Diperlukan pengelolaan perikanan yang efektif di Indonesia karena saat ini nelayan skala besar lebih cenderung menikmati subsidi perikanan daripada nelayan skala kecil karena kurangnya transparansi.
Efek pada Perikanan Skala Kecil Menurut PANG (2020): – Nelayan dalam skala kecil perikanan tidak dilindungi atau didukung. – Masalah kepatuhan dan prosedural dapat menyebabkan pelanggaran yang tidak disengaja. – Sulit dalam membedakan penangkapan ikan IUU aktual dari penangkapan ikan skala tradisional, informal, skala kecil yang sering terjadi di negara-negara berkembang. – Penilaian stok perikanan memberatkan negara berkembang. – Kejelasan yang lebih besar diperlukan untuk penyediaan pada status bendera. – Melarang subsidi biaya modal dan biaya operasional memperlambat pengembangan sektor perikanan di negara berkembang. – Kekuatan pengambilan keputusan dalam manajemen sumber daya akan diambil dari komunitas lokal. – Proposal saat ini untuk Perawatan Khusus dan Diferensial tidak cukup. – Penting untuk memastikan bahwa ada ukiran yang cukup untuk memungkinkan akses nelayan skala kecil ke subsidi yang diperlukan untuk menurunkan modal dan biaya operasi untuk pengembangan komunitas mereka. |
Referensi:
Notohamijoya A, Wiyata, A & Billah M 2019, Sustainable fisheries subsidies for small scale fisheries in Indonesia, ICESSD. Pacific Network on Globalization (PANG) 2020, Big impacts for small scale fishers.

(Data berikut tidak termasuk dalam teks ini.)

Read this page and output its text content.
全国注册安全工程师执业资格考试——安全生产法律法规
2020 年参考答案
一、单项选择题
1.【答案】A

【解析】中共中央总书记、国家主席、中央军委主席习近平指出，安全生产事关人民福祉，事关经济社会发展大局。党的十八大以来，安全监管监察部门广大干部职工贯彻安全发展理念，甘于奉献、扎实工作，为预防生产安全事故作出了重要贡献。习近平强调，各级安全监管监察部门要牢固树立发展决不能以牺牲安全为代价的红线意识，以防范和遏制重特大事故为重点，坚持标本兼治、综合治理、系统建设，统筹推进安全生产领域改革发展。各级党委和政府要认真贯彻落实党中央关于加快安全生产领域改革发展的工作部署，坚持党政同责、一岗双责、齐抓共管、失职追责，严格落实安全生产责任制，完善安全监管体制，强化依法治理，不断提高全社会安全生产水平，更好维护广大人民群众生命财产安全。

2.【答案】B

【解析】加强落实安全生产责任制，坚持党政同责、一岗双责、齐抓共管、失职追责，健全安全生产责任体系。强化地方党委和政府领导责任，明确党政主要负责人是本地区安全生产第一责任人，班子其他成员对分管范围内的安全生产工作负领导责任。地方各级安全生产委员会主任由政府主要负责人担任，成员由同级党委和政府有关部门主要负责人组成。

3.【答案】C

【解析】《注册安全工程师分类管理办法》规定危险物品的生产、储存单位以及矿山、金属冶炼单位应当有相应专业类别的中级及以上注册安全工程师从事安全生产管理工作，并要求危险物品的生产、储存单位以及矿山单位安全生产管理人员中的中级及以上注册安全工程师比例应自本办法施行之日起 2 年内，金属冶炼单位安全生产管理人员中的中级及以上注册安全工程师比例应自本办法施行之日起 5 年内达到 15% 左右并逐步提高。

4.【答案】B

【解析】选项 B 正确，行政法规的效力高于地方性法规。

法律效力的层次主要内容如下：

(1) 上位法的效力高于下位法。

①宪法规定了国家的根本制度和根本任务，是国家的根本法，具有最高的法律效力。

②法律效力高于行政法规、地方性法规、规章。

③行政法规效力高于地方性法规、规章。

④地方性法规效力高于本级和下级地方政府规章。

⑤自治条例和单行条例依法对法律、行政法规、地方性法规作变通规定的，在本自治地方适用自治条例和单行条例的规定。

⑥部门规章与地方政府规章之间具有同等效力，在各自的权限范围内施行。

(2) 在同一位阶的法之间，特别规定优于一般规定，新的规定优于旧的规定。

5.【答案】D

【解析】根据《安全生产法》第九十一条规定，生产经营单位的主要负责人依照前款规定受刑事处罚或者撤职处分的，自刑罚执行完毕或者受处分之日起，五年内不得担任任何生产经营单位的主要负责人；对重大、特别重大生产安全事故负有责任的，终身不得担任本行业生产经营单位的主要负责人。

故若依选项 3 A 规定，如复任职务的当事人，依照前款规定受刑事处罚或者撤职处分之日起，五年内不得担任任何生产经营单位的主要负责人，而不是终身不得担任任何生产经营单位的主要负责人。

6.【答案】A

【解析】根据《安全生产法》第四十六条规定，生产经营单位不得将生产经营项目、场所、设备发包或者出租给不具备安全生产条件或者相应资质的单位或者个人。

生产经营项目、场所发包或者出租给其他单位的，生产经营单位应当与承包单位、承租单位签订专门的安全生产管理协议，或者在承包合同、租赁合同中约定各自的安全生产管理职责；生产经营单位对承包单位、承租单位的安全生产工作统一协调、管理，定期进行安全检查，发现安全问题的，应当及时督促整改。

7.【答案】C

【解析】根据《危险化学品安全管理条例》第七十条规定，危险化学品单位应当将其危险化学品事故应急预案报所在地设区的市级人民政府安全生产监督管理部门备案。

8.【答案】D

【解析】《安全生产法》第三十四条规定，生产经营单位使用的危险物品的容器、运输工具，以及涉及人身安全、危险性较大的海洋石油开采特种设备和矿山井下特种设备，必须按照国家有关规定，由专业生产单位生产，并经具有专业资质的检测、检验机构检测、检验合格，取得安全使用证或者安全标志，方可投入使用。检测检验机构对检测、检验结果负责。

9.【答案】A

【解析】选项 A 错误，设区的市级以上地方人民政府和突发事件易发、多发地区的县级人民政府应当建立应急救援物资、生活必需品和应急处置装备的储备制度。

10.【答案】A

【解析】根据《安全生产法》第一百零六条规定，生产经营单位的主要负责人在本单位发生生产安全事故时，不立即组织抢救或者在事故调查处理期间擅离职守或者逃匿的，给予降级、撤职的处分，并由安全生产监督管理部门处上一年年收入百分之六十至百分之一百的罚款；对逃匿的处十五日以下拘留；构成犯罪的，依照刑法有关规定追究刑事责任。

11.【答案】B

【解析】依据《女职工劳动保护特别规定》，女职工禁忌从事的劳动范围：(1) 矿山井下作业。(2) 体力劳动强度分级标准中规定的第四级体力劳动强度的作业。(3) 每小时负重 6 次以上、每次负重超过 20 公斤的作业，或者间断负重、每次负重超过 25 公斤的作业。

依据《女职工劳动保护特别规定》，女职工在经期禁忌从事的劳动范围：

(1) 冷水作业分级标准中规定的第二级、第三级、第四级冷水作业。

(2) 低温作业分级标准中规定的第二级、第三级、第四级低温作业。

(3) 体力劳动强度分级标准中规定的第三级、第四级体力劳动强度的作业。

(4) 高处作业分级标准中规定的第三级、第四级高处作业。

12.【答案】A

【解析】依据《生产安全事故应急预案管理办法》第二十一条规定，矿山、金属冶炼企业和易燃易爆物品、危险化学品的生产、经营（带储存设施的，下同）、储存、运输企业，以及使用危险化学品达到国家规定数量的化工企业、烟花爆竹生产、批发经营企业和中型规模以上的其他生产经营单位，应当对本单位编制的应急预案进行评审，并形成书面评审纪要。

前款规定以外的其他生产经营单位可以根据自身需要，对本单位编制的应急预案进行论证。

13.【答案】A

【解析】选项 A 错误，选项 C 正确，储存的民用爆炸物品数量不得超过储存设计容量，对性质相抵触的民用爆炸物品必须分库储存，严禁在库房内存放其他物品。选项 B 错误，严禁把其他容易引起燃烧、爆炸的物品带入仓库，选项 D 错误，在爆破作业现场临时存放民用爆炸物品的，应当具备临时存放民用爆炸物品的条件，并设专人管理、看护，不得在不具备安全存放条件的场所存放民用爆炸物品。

Sumaila, U, Ebrahim, N, Schuhbauer, A, Skerritt, D, Li, Y, Kim, H, Mallory, T, Lam, V & Pauly, D 2019, ‘Updated estimates and analysis of global fisheries subisidies’, Marine Policy, vol.109, no.130695. Tipping, A & Irschlinger, T 2020, WTO negotiations on fisheries subsidies: What’s the state of play? GSI policy brief, International Institute for Sustainable Development. WTO 2002, A fishery subsidies guide, viewed 15 January 2021, A FISHERIES SUBSIDIES GUIDE (fao.org).
Bacaan lebih lanjut tentang Subsidi Perikanan:
Kunjungi WTO di World Trade Organization – Home page – Global trade (wto.org) Kunjungi Organisasi Pangan dan Pertanian Perserikatan Bangsa-Bangsa di Home | Food and Agriculture Organization of the United Nations (fao.org)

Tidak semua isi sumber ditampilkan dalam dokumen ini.